Der letzte Präsident hatte das verstanden und sogar ein entsprechendes Bonmot zitiert: „Wer nicht für uns ist, ist gegen uns.“ Bei aller Witzelei über „Cowboy-Diplomatie“ war es doch absolut notwendig gewesen damals. Und es hatte funktioniert. Tatsächlich hatte es sogar so gut funktioniert, dass der jetzige Präsident sich den Luxus erlaubte, sich zurückzulehnen und ganz entspannt so zu tun, als hätten sich die Dinge verändert. Aber die Dinge änderten sich nicht von heute auf morgen und Menschen schon ganz und gar nicht.

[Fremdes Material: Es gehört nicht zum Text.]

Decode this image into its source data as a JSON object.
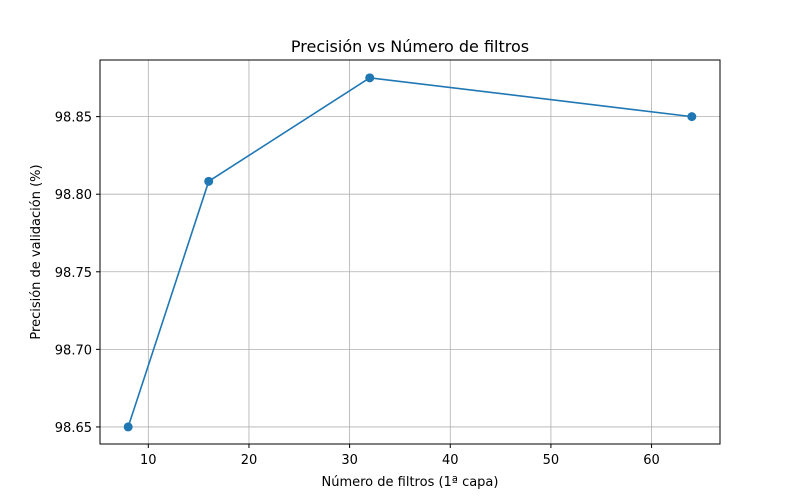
{
  "chart_data": {
    "type": "line",
    "title": "Precisión vs Número de filtros",
    "xlabel": "Número de filtros (1ª capa)",
    "ylabel": "Precisión de validación (%)",
    "x": [
      8,
      16,
      32,
      64
    ],
    "series": [
      {
        "values": [
          98.65,
          98.8083,
          98.875,
          98.85
        ],
        "color": "#1f77b4",
        "marker": "circle"
      }
    ],
    "xlim": [
      5.2,
      66.8
    ],
    "ylim": [
      98.639,
      98.8865
    ],
    "xticks": [
      10,
      20,
      30,
      40,
      50,
      60
    ],
    "xtick_labels": [
      "10",
      "20",
      "30",
      "40",
      "50",
      "60"
    ],
    "yticks": [
      98.65,
      98.7,
      98.75,
      98.8,
      98.85
    ],
    "ytick_labels": [
      "98.65",
      "98.70",
      "98.75",
      "98.80",
      "98.85"
    ],
    "grid": true
  }
}
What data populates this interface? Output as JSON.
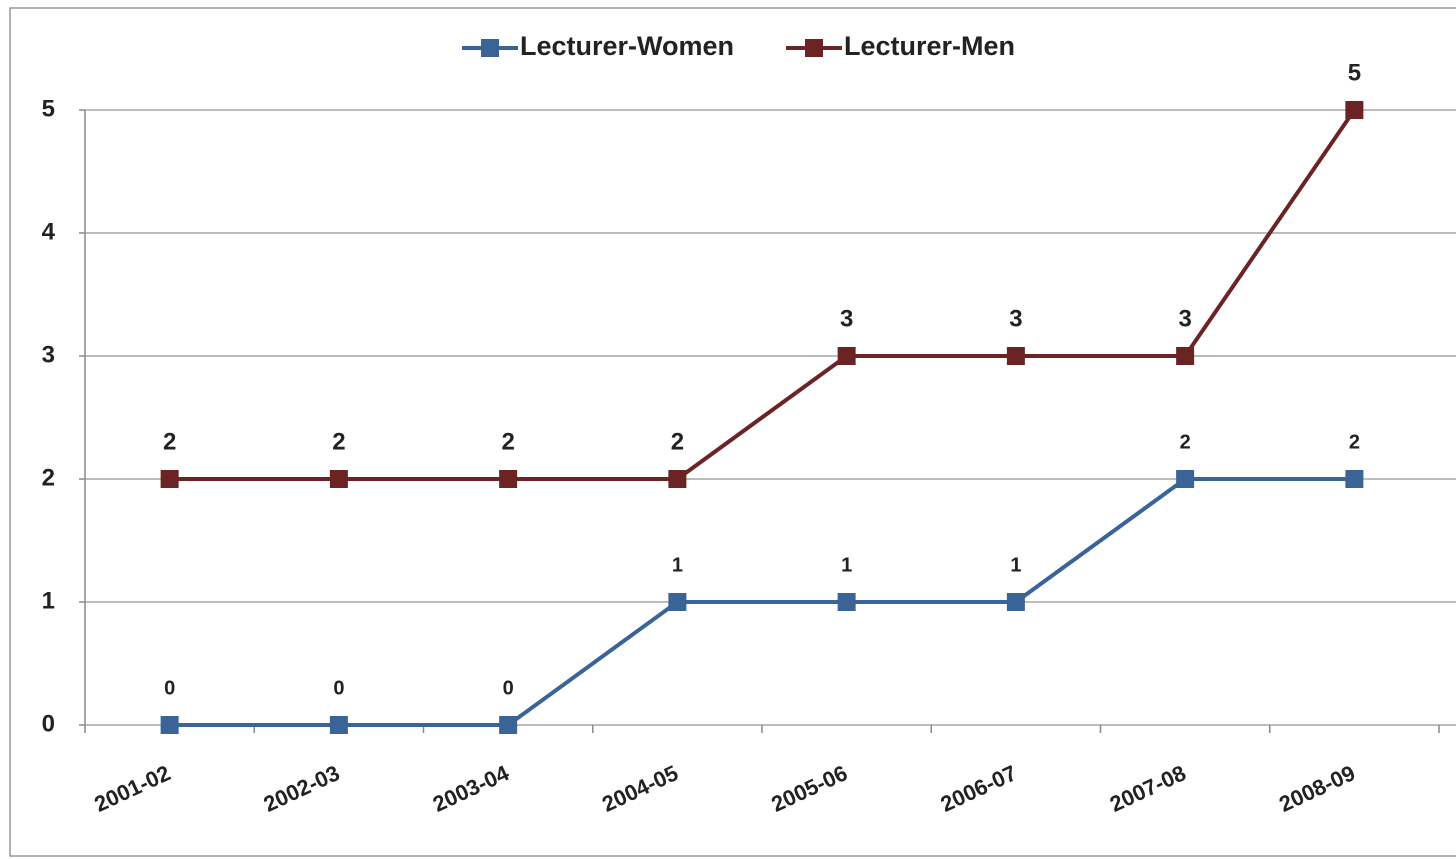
{
  "chart_data": {
    "type": "line",
    "categories": [
      "2001-02",
      "2002-03",
      "2003-04",
      "2004-05",
      "2005-06",
      "2006-07",
      "2007-08",
      "2008-09"
    ],
    "series": [
      {
        "name": "Lecturer-Women",
        "color": "#3a6397",
        "values": [
          0,
          0,
          0,
          1,
          1,
          1,
          2,
          2
        ]
      },
      {
        "name": "Lecturer-Men",
        "color": "#6b2323",
        "values": [
          2,
          2,
          2,
          2,
          3,
          3,
          3,
          5
        ]
      }
    ],
    "ylim": [
      0,
      5
    ],
    "yticks": [
      0,
      1,
      2,
      3,
      4,
      5
    ],
    "grid": true,
    "legend": "top"
  }
}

Natalie und ihr Chef gehörten zu einer Gruppierung, die in der Haltung des Präsidenten eine Bedrohung dessen sah, was die USA und ihre Verbündeten mit gutem Willen aufgebaut hatten. Und das bedrohte er unbeirrbar, wenn er Verträge aufgab und auf uralte Vereinbarungen zurückkam. Das war falsch und würde das Land auf lange Sicht mehr Menschenleben kosten. Glücklicherweise hatte Natalies Chef genau das erkannt und besaß den Schneid, deswegen etwas zu unternehmen. Der schwierige, undankbare Teil davon war, es niemanden wissen zu lassen, vor allem wenn Gegner wie Senator John Quincy Adams für ihr Leib-und-Magen-Projekt so unverfroren und lautstark Lobbyarbeit betrieben. Für EcoEnergy.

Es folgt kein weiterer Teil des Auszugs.